There’s no seduction, no escalation. Just bodies rubbing together, accompanied by light moaning and dramatic lighting. It feels less like sex and more like a photo shoot for a lingerie catalog where everyone forgot they were being filmed. There’s nothing passionate or dangerous about it. And for a film that hinges on forbidden attraction, that’s fatal.
THE VERDICT: A FANTASY THAT FORGETS TO BE INTERESTING
Night Eyes was never aiming to be high art. That’s fine. Not every movie has to be Vertigo. But even by its modest ambitions—as a late-night, skin-deep erotic thriller—it fails. The plot is weak. The pacing is deadly. The characters are thin. The thrills are nonexistent. And the eroticism, the one thing the movie is clearly trying to deliver, is both uninspired and lifeless.

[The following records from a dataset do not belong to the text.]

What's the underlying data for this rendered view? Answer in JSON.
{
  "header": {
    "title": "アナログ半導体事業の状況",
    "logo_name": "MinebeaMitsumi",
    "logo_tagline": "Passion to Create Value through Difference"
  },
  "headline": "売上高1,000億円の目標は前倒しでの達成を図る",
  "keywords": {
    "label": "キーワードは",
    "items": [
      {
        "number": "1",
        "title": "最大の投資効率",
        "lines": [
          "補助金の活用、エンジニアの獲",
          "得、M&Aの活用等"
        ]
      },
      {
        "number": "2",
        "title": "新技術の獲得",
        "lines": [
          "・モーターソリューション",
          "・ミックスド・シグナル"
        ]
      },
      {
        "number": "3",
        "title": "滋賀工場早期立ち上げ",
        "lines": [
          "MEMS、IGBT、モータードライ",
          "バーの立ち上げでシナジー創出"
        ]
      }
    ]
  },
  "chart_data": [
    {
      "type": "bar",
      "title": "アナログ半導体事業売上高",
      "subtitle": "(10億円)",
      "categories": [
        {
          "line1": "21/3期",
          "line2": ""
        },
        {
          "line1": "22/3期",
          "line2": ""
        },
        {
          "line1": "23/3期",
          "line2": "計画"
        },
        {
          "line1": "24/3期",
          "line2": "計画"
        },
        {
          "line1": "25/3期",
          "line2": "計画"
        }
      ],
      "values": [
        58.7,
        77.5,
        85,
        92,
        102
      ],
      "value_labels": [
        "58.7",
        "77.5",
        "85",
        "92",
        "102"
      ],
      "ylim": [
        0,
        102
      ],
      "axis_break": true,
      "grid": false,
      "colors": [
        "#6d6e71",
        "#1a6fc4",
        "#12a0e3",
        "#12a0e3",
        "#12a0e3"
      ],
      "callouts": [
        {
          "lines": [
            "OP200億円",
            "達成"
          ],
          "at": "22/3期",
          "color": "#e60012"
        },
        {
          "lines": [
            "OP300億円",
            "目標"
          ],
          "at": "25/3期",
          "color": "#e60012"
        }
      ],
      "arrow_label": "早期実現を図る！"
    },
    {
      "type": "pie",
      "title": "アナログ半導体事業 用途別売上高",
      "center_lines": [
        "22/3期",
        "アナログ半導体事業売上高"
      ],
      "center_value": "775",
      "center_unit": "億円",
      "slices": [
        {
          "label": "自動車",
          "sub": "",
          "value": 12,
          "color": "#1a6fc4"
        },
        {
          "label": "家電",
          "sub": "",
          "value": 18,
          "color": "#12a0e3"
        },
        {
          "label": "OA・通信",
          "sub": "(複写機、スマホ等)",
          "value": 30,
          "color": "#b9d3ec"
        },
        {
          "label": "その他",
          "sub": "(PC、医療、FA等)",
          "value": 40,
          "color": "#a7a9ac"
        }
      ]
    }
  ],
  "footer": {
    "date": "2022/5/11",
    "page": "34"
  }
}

Tanya Roberts gives it her best smolder, and Andrew Stevens tries to play stoic, but neither of them can overcome the vacuum at the heart of the film: a total lack of purpose. Night Eyes doesn’t explore the dark side of desire. It doesn’t examine the ethics of surveillance. It doesn’t thrill, titillate, or seduce. It just drifts through a fog of clichés and bad lighting until the credits roll.
FINAL SCORE: 3/10 – One point for Tanya Roberts, one for 1990 nostalgia, one for unintentional comedy. Everything else is a blurry videotape of lost opportunity.